Quant à la Bourse de Toronto, elle convoite dans la Bourse de Montréal une plateforme de négociation moins coûteuse et plus rapide qui, pour l’instant, traite les négociations, mais devrait s’étendre à la surveillance et à la compensation. Le parquet torontois avait déjà tenté, en 2003, une incursion au sein de la bourse électronique Archipelago. Cette entrée sur ce qu’on appelle le «marché boursier hors-cote» n’a pas réussi, mais la symbolique du geste demeure.

Déjà l’un des trois grands marchés hors-cote des États-Unis, Archipelago ouvrait ­toute grande la porte d’un autre marché en croissance, celui des systèmes de négociation alternatifs (SNA) qui, en 2000, revendiquaient déjà le tiers du volume observé sur le Nasdaq et jusqu’à 10 % de celui négocié sur les parquets de New York et de l’American Stock Exchange.

Derrière ces grands mouvements, on découvre des actionnaires institutionnels qui souhaitent empocher la plus-value de leurs placements dans des parquets boursiers transformés en sociétés à capital-actions. Les participants du marché, soit ces mêmes investisseurs institutionnels, souhaitent en outre pouvoir compter sur des systèmes de négociation accessibles 24 heures sur 24, à moindre coût et, si possible, dans l’anonymat. C’est ce que font miroiter les SNA et ce vers quoi tendent les parquets traditionnels.
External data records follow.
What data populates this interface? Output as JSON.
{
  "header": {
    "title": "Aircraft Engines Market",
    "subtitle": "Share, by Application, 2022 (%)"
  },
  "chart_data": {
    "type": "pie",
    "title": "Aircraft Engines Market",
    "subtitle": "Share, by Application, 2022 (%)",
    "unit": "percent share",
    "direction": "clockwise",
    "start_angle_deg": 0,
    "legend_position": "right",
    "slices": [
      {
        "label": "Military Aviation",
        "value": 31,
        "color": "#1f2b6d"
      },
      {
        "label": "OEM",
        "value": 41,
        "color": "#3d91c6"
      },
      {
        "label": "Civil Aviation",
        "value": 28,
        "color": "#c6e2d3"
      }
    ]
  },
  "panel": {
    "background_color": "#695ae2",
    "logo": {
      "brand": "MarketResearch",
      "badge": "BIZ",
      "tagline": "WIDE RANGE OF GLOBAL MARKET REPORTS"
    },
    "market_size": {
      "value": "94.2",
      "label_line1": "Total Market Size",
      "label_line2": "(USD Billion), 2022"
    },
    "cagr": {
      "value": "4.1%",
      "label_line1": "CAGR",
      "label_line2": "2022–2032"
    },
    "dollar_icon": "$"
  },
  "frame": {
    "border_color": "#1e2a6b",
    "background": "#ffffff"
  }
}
Déjà, en 1999, au moment où les bourses du pays se spécialisaient, les autorités de réglementation invoquaient l’importance des SNA, qui n’étaient alors que des marchés émergents. L’évolution technologique avait bouleversé le processus d’exécution des transactions et les nouveaux systèmes dotés d’une technologie de pointe permettaient notamment de gérer un registre des valeurs mobilières pour un marché aux enchères continu (un marché de courtiers), ou encore d’effectuer des opérations de jumelage anonymes en se référant au cours du marché principal, dont les parties à l’opération n’avaient à s’identifier qu’après coup. Les autorités reconnaissaient également que les SNA permettent de traiter davantage de transactions, qu’ils offrent une plus grande transparence en matière d’information, un meilleur accès au marché, et des gains sur le plan de l’efficience et des coûts.

Elles voyaient en outre dans les SNA l’un des plus importants développements depuis de nombreuses années. Ceux-ci pouvaient concurrencer les bourses traditionnelles et les marchés entre courtiers, tels que le Nasdaq, «dans un environnement libre d’avantages déloyaux ou de barrières déraisonnables», selon les dires, à l’époque, de la CVMQ.

Or, ce grand enjeu en cache un autre, lié celui-là à l’harmonisation sur le plan de l’encadrement réglementaire, car la consolidation plané­taire s’inscrit dans le contexte plus large de l’éclatement du commerce des valeurs mobilières. La réglementation devra donc s’adapter et s’harmoniser à l’échelle internationale, tout en demeurant décentralisée. Tel est donc le défi à relever.


Gérard Bérubé est responsable de la section Économie et Finance au Devoir à Montréal.